Posted: 20/12/2019

Refining informal

Now a trendy social event, the supper club can be a useful tool for indies. Sam Rosen-Nash of Compton McRae speaks to FFD about running one successfully and how it can take building the rapport with your customers to another level. 

Once an underground dining movement rebelling against the more formal restaurant experience, the supper club has become a kind of trendy pop-up-style event – and it’s a concept that small retailers can bolt on to their operations.

For Compton McRae, a fine food shop in Wiltshire, supper clubs provide an opportunity to connect with customers in a more relaxed setting while demonstrating what can be done with the products usually on shelf.

“At a restaurant you choose your menu and it’s your space and your experience,” co-owner Sam Rosen-Nash tells FFD. “A supper club is more inclusive. It’s an opportunity to share your knowledge and increase your customers’ confidence in you and make them feel part of your business.”

Compton McRae’s supper clubs are held every other Thursday evening and cater for 35 people at £48 per head. The shop floor becomes the setting with a long trestle table running from one end to the other – encouraging guests to meet and talk to one another.

“It’s that whole idea of feasting,” says Rosen-Nash, adding that it’s also a chance for her to “drag up a chair and sit at the table” with guests and share her product knowledge and experience. 

“Lots of retailers chat to their customers during the day,” she says, “but this is taking it to another level. You know that you have 35 people there in front of you to talk to. You can’t just bring the food out and step away.”

Supper clubs can bring tangible financial benefits, too – and not only through the revenue made on the event itself. One supper club guest has already placed her Christmas food order with the shop, says Rosen-Nash. “It shows we did something right that evening for her because she had the confidence to shop with us for her Christmas dinner.” 

No matter how lucrative supper clubs may appear, retailers must still do the maths before hosting their own.
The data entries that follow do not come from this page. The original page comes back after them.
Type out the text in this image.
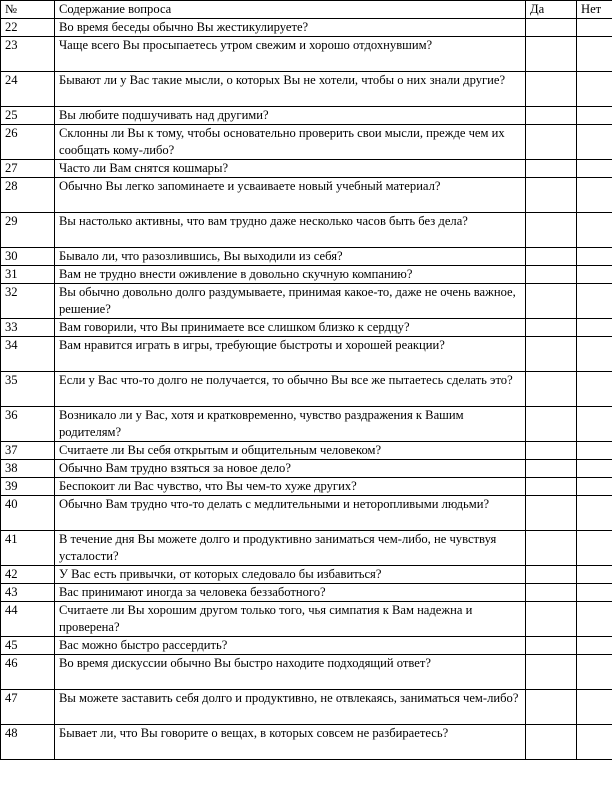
№	Содержание вопроса	Да	Нет
22	Во время беседы обычно Вы жестикулируете?		
23	Чаще всего Вы просыпаетесь утром свежим и хорошо отдохнувшим?		
24	Бывают ли у Вас такие мысли, о которых Вы не хотели, чтобы о них знали другие?		
25	Вы любите подшучивать над другими?		
26	Склонны ли Вы к тому, чтобы основательно проверить свои мысли, прежде чем их сообщать кому-либо?		
27	Часто ли Вам снятся кошмары?		
28	Обычно Вы легко запоминаете и усваиваете новый учебный материал?		
29	Вы настолько активны, что вам трудно даже несколько часов быть без дела?		
30	Бывало ли, что разозлившись, Вы выходили из себя?		
31	Вам не трудно внести оживление в довольно скучную компанию?		
32	Вы обычно довольно долго раздумываете, принимая какое-то, даже не очень важное, решение?		
33	Вам говорили, что Вы принимаете все слишком близко к сердцу?		
34	Вам нравится играть в игры, требующие быстроты и хорошей реакции?		
35	Если у Вас что-то долго не получается, то обычно Вы все же пытаетесь сделать это?		
36	Возникало ли у Вас, хотя и кратковременно, чувство раздражения к Вашим родителям?		
37	Считаете ли Вы себя открытым и общительным человеком?		
38	Обычно Вам трудно взяться за новое дело?		
39	Беспокоит ли Вас чувство, что Вы чем-то хуже других?		
40	Обычно Вам трудно что-то делать с медлительными и неторопливыми людьми?		
41	В течение дня Вы можете долго и продуктивно заниматься чем-либо, не чувствуя усталости?		
42	У Вас есть привычки, от которых следовало бы избавиться?		
43	Вас принимают иногда за человека беззаботного?		
44	Считаете ли Вы хорошим другом только того, чья симпатия к Вам надежна и проверена?		
45	Вас можно быстро рассердить?		
46	Во время дискуссии обычно Вы быстро находите подходящий ответ?		
47	Вы можете заставить себя долго и продуктивно, не отвлекаясь, заниматься чем-либо?		
48	Бывает ли, что Вы говорите о вещах, в которых совсем не разбираетесь?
At Compton McRae, Rosen-Nash knew that running a supper club for just 10 or 15 people would not be viable.

“Don’t get me wrong,” she says, “the ego boost you get when your shop is full of people enjoying themselves is phenomenal – but the next morning your till needs to reflect that.”
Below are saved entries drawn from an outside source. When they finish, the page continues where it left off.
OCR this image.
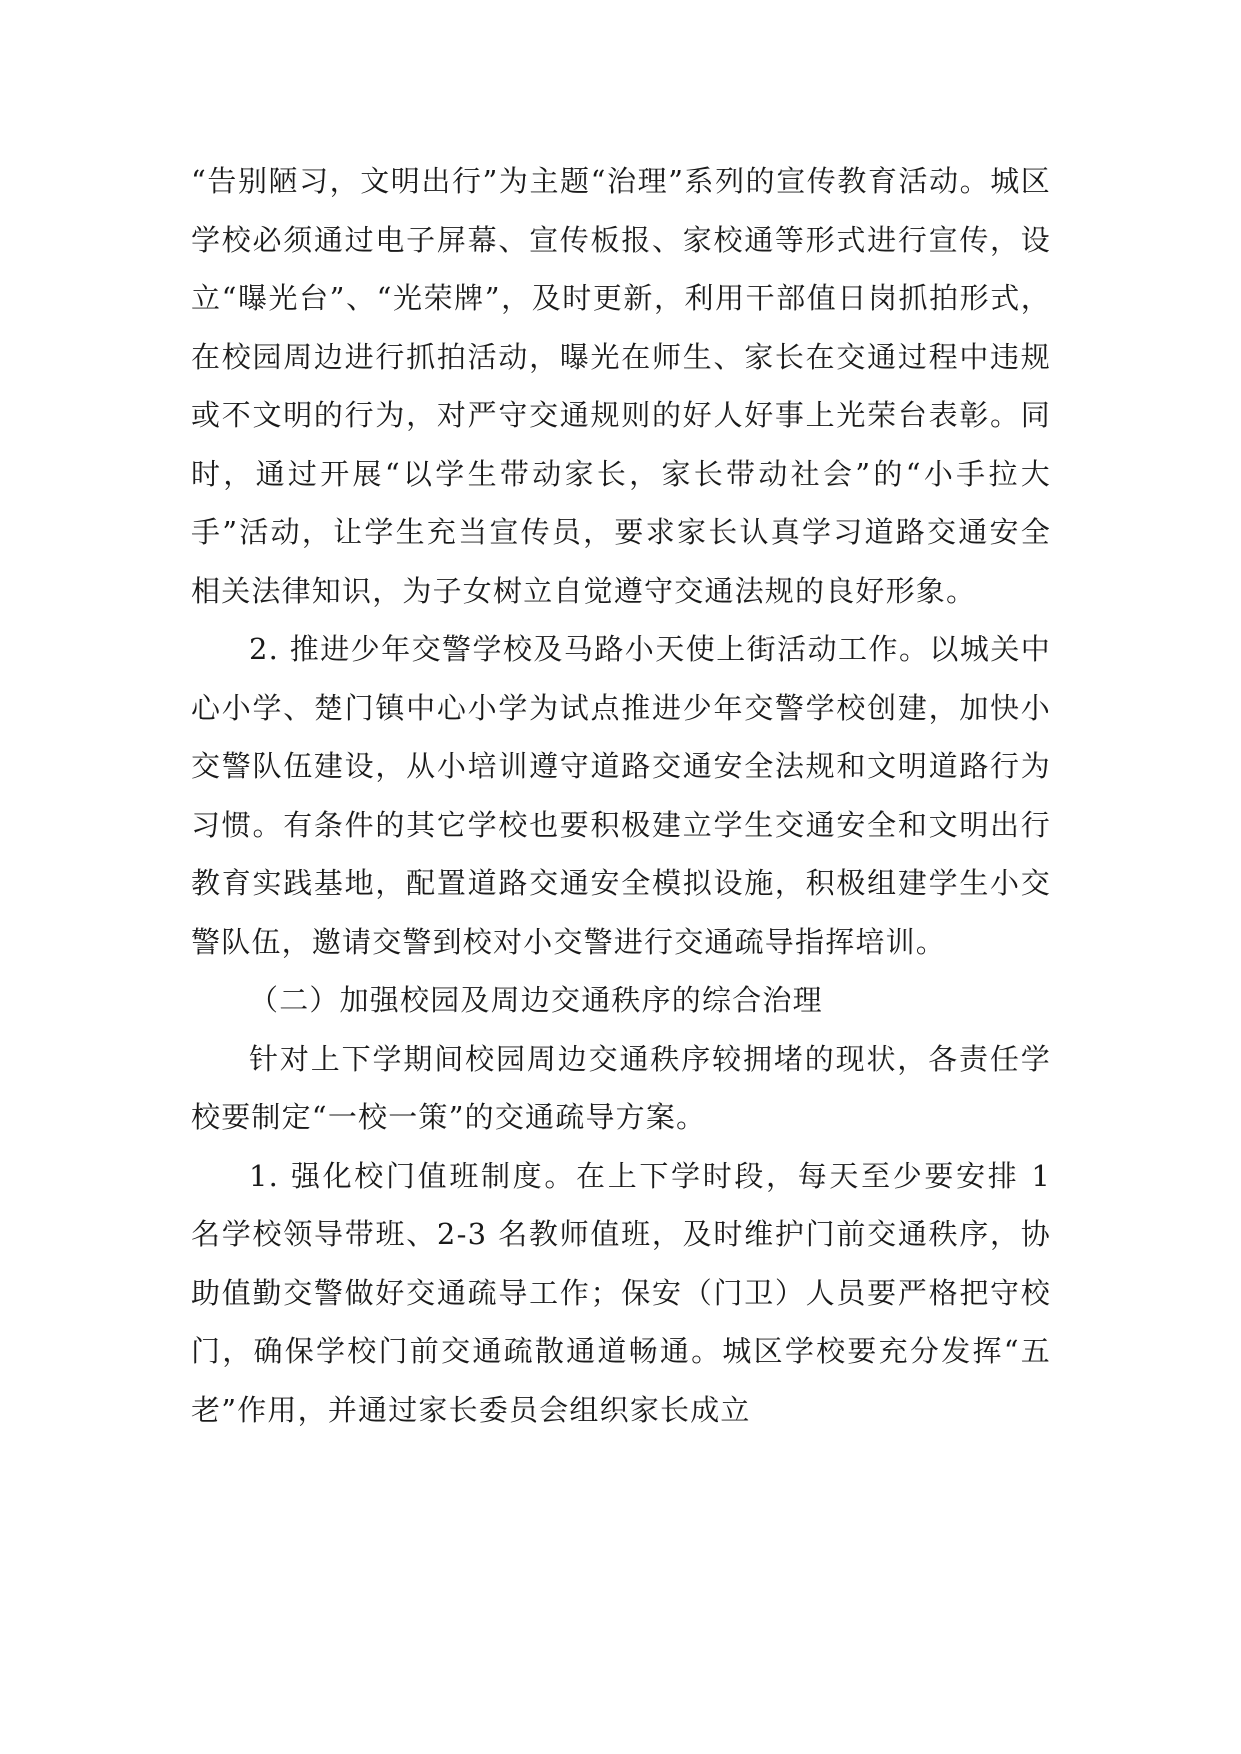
“告别陋习，文明出行”为主题“治理”系列的宣传教育活动。城区学校必须通过电子屏幕、宣传板报、家校通等形式进行宣传，设立“曝光台”、“光荣牌”，及时更新，利用干部值日岗抓拍形式，在校园周边进行抓拍活动，曝光在师生、家长在交通过程中违规或不文明的行为，对严守交通规则的好人好事上光荣台表彰。同时，通过开展“以学生带动家长，家长带动社会”的“小手拉大手”活动，让学生充当宣传员，要求家长认真学习道路交通安全相关法律知识，为子女树立自觉遵守交通法规的良好形象。

2. 推进少年交警学校及马路小天使上街活动工作。以城关中心小学、楚门镇中心小学为试点推进少年交警学校创建，加快小交警队伍建设，从小培训遵守道路交通安全法规和文明道路行为习惯。有条件的其它学校也要积极建立学生交通安全和文明出行教育实践基地，配置道路交通安全模拟设施，积极组建学生小交警队伍，邀请交警到校对小交警进行交通疏导指挥培训。

（二）加强校园及周边交通秩序的综合治理

针对上下学期间校园周边交通秩序较拥堵的现状，各责任学校要制定“一校一策”的交通疏导方案。

1. 强化校门值班制度。在上下学时段，每天至少要安排 1 名学校领导带班、2-3 名教师值班，及时维护门前交通秩序，协助值勤交警做好交通疏导工作；保安（门卫）人员要严格把守校门，确保学校门前交通疏散通道畅通。城区学校要充分发挥“五老”作用，并通过家长委员会组织家长成立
To a dining customer, the supper club is a casual evening but behind the scenes, Rosen-Nash runs a military-style operation to ensure that the whole event is well-paced and runs smoothly.
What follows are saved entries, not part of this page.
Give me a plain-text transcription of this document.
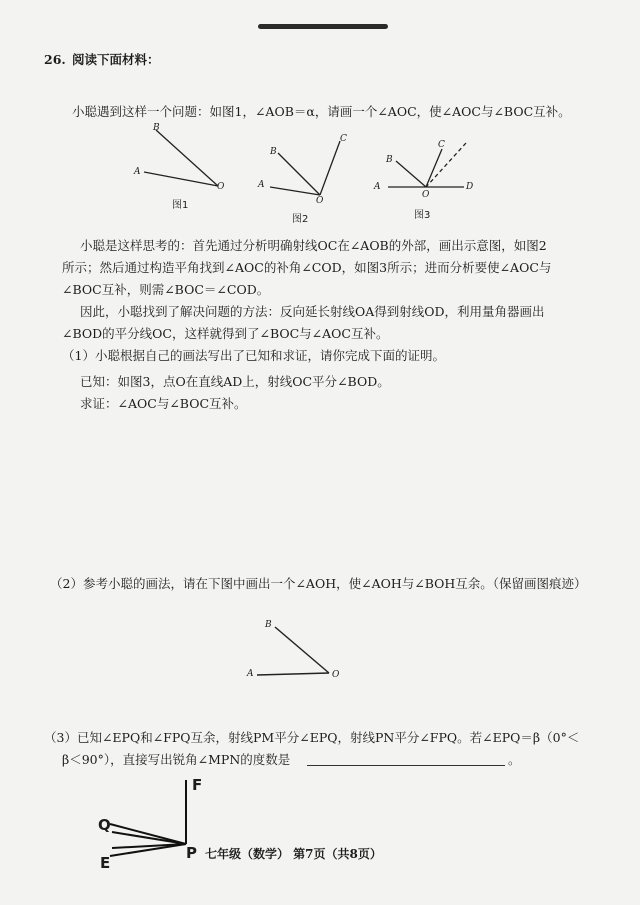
26. 阅读下面材料：
小聪遇到这样一个问题：如图1，∠AOB＝α，请画一个∠AOC，使∠AOC与∠BOC互补。
B
A
O
图1
B
C
A
O
图2
B
C
A
O
D
图3
小聪是这样思考的：首先通过分析明确射线OC在∠AOB的外部，画出示意图，如图2
所示；然后通过构造平角找到∠AOC的补角∠COD，如图3所示；进而分析要使∠AOC与
∠BOC互补，则需∠BOC＝∠COD。
因此，小聪找到了解决问题的方法：反向延长射线OA得到射线OD，利用量角器画出
∠BOD的平分线OC，这样就得到了∠BOC与∠AOC互补。
（1）小聪根据自己的画法写出了已知和求证，请你完成下面的证明。
已知：如图3，点O在直线AD上，射线OC平分∠BOD。
求证：∠AOC与∠BOC互补。
（2）参考小聪的画法，请在下图中画出一个∠AOH，使∠AOH与∠BOH互余。（保留画图痕迹）
B
A	O
（3）已知∠EPQ和∠FPQ互余，射线PM平分∠EPQ，射线PN平分∠FPQ。若∠EPQ＝β（0°＜
β＜90°），直接写出锐角∠MPN的度数是	。
F
Q
E
P 七年级（数学） 第7页（共8页）
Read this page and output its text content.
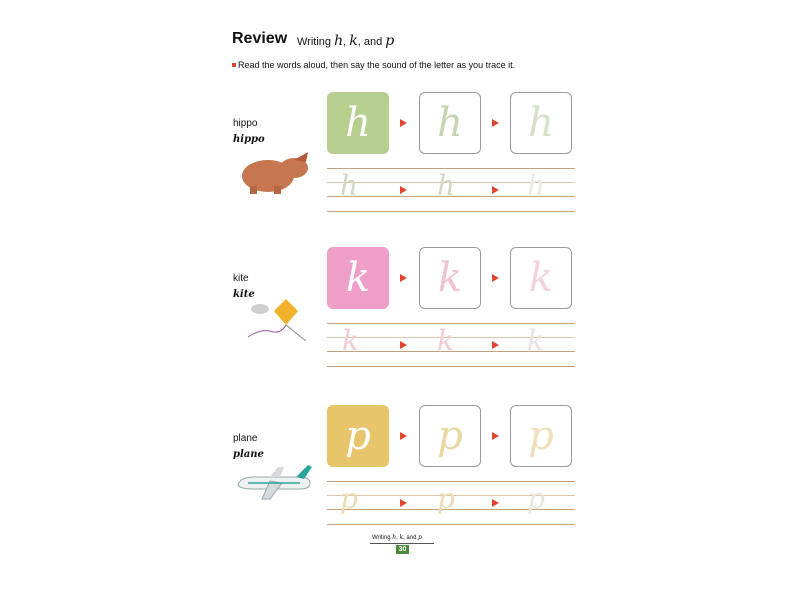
Review Writing h, k, and p
Read the words aloud, then say the sound of the letter as you trace it.
hippo
hippo h h h
h	h	h
kite
kite k k k
k	k	k
plane
plane p p p
p	p	p
Writing h, k, and p
30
“We make sure there isn’t a single step out of place because it’s our reputation on the line.”

There is a set format that each supper club works to. The menu is always five courses – canapés, starter, main, cheeseboard, and dessert – and each comes with a different paired wine. Every course has its own signature serving style but Rosen-Nash can tailor the ingredients to the theme of the evening. 

Fresh deli items for the shop are prepped earlier in the week to leave the kitchen free on Thursdays to prepare dishes for the supper club that evening. Taking guest payments in advance allows Rosen-Nash and her team to cost and prepare exactly what they need for the dinner.

Guests arrive at 7:30pm and are led to an event space upstairs for cocktails and canapés, which often make use of the shop’s charcuterie cabinet. At 8pm, they return downstairs for the first course, which is usually a colourful salad dish. Main courses feature slow-roasted meat, served on big sharing platters.

“It’s a lot of prep for us, but practically, it’s also an easier thing for us to plate, and it allows us time to do something pretty for dessert,” she says.

There may be a formula but it isn’t obvious. Rosen-Nash also maintains the mystique by never publishing menus beforehand.

“People don’t come with expectations,” she says. “That’s the difference between a restaurant and a supper club in that you’re not giving a choice. You’re asking your customers to trust you.”

Compton Mcrae’s tips for a successful supper club

• Invite a producer along to dine and chat with your guests. They’ll engage much more with a product if the maker is sharing their passion for what they do. 

• Be confident with putting yourself out there to your diners. Supper clubs are about personal touches. 

• Keep the buzz around a supper club going on social media. Share pictures of the night and lead that onto the next event.

• Don’t forget you still have to open up the next day. Gear rotas around this so there is always a staff member opening bright and early the next morning.